Obviously you won’t be able to rehabilitate all the jurors; some will insist on their own range of punishment. But if you don’t attempt rehabilitation, the jurors who could not “honestly ever fairly consider” the minimum to be “an appropriate punishment” have established their bias already, and under Cardenas, all these jurors are subject to a challenge for cause.
Endnotes
1 Cardenas v. State, 325 S.W.3d 179 (Tex. Crim. App. 2010).
2 Sadler v. State, 977 S.W.2d 140, 143 (Tex. Crim. App. 1998).
3 Tex. Code Crim. Proc. art. 42.12, §§3g(a)(1)(F) & (4).
4 Tex. Code Crim. Proc. art. 42.12, §4(d)(5) (passed as part of Tex. H.B. 8, 80th Leg., R.S. (2007), also known as “Jessica’s Law”)).
5 Tex. Penal Code §22.021(f) (also passed as part of “Jessica’s Law”).
6 Tex. Penal Code §22.021.
7 Tex. Penal Code §22.021(a)(1)(A).
8 Tex. Penal Code §22.021(a)(1)(B)(iv) & (v).
9 It would seem that a juror has to remain open to the full punishment range only for the particular statutory variation with which the defendant is actually charged. A juror who could not consider the full range of punishment for a different statutory variation may have a bias against the law, but it is not against a law “applicable to the case.” See Tex. Code Crim. Proc. art. 35.16(c)(2). Further, a bias against a law other than that relevant to the case would not seem to substantially impair the juror’s ability to carry out his oath and instructions. See Gardner v. State, 306 S.W.3d 274, 295 (Tex. Crim. App. 2009).

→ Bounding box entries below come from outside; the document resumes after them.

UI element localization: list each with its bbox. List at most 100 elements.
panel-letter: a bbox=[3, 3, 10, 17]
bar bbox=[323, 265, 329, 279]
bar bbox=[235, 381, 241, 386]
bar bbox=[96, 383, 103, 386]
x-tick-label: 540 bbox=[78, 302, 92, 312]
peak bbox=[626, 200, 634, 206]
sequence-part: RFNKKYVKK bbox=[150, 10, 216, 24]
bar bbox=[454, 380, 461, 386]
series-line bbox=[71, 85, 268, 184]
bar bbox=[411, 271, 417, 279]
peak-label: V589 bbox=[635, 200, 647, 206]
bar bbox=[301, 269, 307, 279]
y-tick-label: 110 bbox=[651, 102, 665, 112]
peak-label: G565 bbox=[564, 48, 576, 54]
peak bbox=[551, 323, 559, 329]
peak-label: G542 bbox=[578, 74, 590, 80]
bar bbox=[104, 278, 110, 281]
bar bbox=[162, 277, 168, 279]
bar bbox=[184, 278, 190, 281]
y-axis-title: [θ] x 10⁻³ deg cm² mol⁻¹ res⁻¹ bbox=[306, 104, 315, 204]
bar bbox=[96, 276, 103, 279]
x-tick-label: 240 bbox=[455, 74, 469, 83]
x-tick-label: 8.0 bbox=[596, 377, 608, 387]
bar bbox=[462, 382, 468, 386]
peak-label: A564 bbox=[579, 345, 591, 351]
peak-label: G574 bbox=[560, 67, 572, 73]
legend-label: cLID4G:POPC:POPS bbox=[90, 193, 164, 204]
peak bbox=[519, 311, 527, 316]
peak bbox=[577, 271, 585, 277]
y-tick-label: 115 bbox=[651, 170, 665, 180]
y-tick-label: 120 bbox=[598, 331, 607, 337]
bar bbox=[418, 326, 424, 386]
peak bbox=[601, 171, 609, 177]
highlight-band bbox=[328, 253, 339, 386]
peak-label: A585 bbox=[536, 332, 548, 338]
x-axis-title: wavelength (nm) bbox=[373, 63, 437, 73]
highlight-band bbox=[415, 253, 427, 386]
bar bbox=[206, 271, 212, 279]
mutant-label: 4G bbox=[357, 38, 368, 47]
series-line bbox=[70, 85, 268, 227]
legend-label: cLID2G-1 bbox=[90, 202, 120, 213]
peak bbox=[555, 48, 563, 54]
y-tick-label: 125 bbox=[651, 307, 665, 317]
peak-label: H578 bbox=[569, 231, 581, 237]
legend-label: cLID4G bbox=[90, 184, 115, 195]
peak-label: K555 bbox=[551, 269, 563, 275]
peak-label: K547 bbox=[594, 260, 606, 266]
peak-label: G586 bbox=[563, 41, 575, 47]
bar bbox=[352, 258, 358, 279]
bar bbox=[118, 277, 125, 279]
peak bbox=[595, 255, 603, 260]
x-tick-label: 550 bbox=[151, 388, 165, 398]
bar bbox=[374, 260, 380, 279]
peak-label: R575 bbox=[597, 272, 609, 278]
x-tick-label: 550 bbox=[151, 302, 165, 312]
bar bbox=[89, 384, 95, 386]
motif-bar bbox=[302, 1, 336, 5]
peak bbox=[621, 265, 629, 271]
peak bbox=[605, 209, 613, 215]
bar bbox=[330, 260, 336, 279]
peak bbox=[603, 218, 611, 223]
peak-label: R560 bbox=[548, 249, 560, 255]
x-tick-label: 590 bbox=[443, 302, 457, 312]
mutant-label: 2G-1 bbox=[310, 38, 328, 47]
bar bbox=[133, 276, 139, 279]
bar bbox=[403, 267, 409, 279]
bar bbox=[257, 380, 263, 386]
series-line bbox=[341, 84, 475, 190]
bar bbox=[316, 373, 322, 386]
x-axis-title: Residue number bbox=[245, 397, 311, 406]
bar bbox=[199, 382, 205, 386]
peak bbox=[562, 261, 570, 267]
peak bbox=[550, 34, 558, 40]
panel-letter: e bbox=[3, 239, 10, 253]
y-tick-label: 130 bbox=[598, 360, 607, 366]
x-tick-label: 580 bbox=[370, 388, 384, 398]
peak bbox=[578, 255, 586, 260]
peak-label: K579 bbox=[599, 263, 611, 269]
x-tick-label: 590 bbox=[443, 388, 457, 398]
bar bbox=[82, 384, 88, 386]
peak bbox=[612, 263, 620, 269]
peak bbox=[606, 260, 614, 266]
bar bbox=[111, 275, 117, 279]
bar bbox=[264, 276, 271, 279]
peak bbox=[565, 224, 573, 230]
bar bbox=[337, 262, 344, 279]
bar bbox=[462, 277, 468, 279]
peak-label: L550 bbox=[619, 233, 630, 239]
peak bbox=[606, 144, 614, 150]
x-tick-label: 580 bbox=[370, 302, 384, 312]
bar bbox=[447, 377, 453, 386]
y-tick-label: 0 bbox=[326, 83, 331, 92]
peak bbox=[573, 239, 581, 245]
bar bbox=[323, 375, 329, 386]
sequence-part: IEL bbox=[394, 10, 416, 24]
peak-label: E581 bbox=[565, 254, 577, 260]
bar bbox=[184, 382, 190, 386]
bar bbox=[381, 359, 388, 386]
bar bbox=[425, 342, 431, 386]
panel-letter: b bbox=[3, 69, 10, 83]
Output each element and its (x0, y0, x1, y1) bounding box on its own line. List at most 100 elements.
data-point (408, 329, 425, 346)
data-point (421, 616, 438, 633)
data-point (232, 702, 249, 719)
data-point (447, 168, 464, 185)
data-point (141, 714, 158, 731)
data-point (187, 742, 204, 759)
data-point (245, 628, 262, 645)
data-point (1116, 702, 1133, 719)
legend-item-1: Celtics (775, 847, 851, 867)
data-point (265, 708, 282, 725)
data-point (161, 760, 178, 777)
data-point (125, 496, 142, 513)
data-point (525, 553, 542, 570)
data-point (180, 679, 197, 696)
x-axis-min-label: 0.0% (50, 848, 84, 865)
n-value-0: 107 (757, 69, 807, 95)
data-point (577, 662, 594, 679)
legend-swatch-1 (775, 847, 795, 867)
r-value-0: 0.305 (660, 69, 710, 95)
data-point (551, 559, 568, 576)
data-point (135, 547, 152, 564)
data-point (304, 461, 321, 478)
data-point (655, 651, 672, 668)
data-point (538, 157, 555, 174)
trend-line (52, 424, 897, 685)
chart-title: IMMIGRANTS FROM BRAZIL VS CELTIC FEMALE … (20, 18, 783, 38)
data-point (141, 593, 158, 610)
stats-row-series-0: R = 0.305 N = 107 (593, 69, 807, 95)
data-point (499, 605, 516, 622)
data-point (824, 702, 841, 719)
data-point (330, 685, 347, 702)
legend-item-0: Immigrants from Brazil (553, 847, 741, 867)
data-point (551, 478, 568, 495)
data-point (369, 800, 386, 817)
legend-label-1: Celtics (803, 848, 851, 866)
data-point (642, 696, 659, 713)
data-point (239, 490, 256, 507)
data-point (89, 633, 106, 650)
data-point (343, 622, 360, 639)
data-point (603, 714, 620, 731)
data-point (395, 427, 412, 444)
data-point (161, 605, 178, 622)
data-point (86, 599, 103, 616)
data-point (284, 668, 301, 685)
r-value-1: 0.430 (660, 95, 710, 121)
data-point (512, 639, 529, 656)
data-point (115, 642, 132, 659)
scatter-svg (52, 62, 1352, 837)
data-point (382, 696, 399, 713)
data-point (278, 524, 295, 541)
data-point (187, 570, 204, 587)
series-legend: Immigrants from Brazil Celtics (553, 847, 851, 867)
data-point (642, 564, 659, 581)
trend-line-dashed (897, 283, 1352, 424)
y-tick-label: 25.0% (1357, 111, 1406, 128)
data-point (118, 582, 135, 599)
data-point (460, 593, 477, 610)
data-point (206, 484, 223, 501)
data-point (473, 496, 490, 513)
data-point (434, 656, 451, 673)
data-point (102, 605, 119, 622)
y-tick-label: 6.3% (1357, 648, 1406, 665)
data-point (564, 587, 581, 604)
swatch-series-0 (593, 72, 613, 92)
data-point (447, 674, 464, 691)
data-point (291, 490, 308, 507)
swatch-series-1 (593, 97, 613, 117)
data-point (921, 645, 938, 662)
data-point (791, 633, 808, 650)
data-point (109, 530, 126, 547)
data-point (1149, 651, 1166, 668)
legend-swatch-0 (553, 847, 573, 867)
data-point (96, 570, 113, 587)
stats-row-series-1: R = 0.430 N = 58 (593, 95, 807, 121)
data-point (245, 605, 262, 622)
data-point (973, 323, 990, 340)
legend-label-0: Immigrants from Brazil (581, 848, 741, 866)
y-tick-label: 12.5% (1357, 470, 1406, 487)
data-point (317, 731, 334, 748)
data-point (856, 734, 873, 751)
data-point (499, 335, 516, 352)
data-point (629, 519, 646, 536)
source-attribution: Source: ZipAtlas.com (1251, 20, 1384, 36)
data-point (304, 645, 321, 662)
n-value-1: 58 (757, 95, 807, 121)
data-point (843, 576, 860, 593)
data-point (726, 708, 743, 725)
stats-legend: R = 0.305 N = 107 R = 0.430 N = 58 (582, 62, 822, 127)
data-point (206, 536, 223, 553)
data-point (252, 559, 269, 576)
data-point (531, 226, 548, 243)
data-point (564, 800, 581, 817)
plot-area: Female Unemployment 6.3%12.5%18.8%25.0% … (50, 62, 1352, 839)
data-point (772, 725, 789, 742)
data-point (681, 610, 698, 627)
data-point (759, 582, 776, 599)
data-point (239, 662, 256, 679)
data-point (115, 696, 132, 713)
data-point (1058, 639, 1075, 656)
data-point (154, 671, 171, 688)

10 Feldman v. State, 71 S.W.3d 738, 747 (Tex. Crim. App. 2002), overruled by statute on other grounds.
11 Cardenas, 325 S.W.3d at 187.
12 Feldman, 71 S.W.3d at 744.
13 Cardenas, 325 S.W.3d at 185 & 187.
14 For more practical advice on fortifying good State’s jurors on the probation issue in aggravated sexual assault cases committed before 2007, see Terese M. Buess & Michael E. Trent’s TDCAA manual on Investigation & Prosecution of Child Sexual Abuse at 134-36 (2d ed.2007). A third edition by Terese M. Buess and R. Darin Darby will be published in summer 2011.